= YedZ family =

Family of transport proteins

YedZ (TC# 5.B.7) of E. coli has been examined topologically and has 6 transmembrane segments (TMSs) with both the N- and C-termini localized to the cytoplasm. von Rozycki et al. 2004 identified homologues of YedZ in bacteria and animals. YedZ homologues exhibit conserved histidyl residues in their transmembrane domains that may function in heme binding. Some of the homologues encoded in the genomes of various bacteria have YedZ domains fused to transport, electron transfer and biogenesis proteins. One of the animal homologues is the 6 TMS epithelial plasma membrane antigen of the prostate (STAMP1) that is over-expressed in prostate cancer. Some animal homologues have YedZ domains fused C-terminal to homologues of NADP oxidoreductases.

YedZ homologues arose by intragenic triplication of a 2 TMS-encoding element. They exhibit statistically significant sequence similarity to two families of putative heme export systems and one family of cytochrome-containing electron carriers and have biogenesis. YedZ homologues can function as heme-binding proteins that facilitate or regulate oxidoreduction, transmembrane electron flow and transport. Homologues of YedZ are found in a variety of bacteria, including magnetotactic bacteria and cyanobacteria where YedZ domains are fused C-terminal to magnetosome transporters of the MFS superfamily (TC# 2.A.1) and to electron carriers of the DsbD family (TC# 5.A.1), respectively.

YedZ homologues are found in animals where one includes a human 6 TMS epithelial plasma membrane antigen that is expressed at high levels in prostate cancer cells. Even more distant homologues may include the transmembrane domain within members of the gp91^{phox}NADPH oxidase associated cytochrome b_{558} (CytB) family (TC #5.B.2). Heme-containing transmembrane ferric reductase domains (FRD) are found in both bacterial and eukaryotic proteins including ferric reductases (FRE), and NADPH oxidases (NOX). Bacteria contain FRD proteins consisting only of a ferric reductase domain, such as YedZ and short FRE proteins. Full length FRE and NOX enzymes are mostly found in eukaryotes and possess a dehydrogenase domain, allowing them to catalyze electron transfer from cytosolic NADPH to extracellular metal ions (FRE) or oxygen (NOX). Metazoa possess YedZ-related STEAP proteins. Phylogenetic analyses suggests that FRE enzymes appeared early in evolution, followed by a transition towards EF-hand containing NOX enzymes (NOX5- and DUOX-like). NOX enzymes are distinguished from FRE enzymes through a four amino acid motif spanning from transmembrane domain 3 (TM3) to TM4, and YedZ/STEAP proteins are identified by the replacement of the first canonical heme-spanning histidine by a highly conserved arginine.

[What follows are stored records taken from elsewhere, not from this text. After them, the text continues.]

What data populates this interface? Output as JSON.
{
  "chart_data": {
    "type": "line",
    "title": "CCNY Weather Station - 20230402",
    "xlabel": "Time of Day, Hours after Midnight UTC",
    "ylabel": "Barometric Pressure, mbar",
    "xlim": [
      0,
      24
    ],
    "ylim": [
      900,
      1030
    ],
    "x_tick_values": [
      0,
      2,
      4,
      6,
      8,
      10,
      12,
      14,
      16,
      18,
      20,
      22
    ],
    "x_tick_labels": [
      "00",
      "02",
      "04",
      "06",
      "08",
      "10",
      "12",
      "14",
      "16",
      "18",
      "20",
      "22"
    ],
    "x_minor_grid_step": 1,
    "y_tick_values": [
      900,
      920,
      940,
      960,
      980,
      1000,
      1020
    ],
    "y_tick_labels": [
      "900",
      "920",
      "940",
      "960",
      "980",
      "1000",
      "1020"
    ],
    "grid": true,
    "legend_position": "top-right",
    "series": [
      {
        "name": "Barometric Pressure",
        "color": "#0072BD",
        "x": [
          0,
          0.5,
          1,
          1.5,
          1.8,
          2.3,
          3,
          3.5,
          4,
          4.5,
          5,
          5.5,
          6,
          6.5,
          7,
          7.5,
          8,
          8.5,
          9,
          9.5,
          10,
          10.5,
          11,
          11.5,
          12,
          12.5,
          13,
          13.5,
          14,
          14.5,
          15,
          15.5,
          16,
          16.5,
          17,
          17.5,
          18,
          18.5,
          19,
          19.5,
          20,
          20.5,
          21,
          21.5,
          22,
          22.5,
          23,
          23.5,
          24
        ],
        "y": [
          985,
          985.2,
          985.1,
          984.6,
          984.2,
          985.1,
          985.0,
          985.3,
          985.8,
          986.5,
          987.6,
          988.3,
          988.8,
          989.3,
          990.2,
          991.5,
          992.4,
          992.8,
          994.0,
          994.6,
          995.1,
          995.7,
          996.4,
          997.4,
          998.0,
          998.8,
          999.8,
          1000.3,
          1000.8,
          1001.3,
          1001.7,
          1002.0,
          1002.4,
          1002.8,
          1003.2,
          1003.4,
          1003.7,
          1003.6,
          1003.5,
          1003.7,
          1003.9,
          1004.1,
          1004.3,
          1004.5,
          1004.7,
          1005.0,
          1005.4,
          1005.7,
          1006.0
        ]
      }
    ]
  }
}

Six-transmembrane epithelial antigen of the prostate 3 (Steap3) is the major ferric reductase in developing erythrocytes. Steap family proteins are defined by a shared transmembrane domain that in Steap3 has been shown to function as a transmembrane electron shuttle, moving cytoplasmic electrons derived from NADPH across the lipid bilayer to the extracellular face where they are used to reduce Fe^{3+} to Fe^{2+} and potentially Cu^{2+} to Cu^{1+}. High affinity FAD and iron binding sites and a single b-type heme binding site is present in the Steap3 transmembrane domain. Steap3 is functional as a homodimer and utilizes an intrasubunit electron transfer pathway through the single heme moiety rather than an intersubunit electron pathway through a potential domain-swapped dimer. The sequence motifs in the transmembrane domain that are associated with the FAD and metal binding sites are not only present in Steap2 and Steap4 but also in Steap1 which lacks the N-terminal oxidoreductase domain, suggesting that Steap1 harbors latent oxidoreductase activity.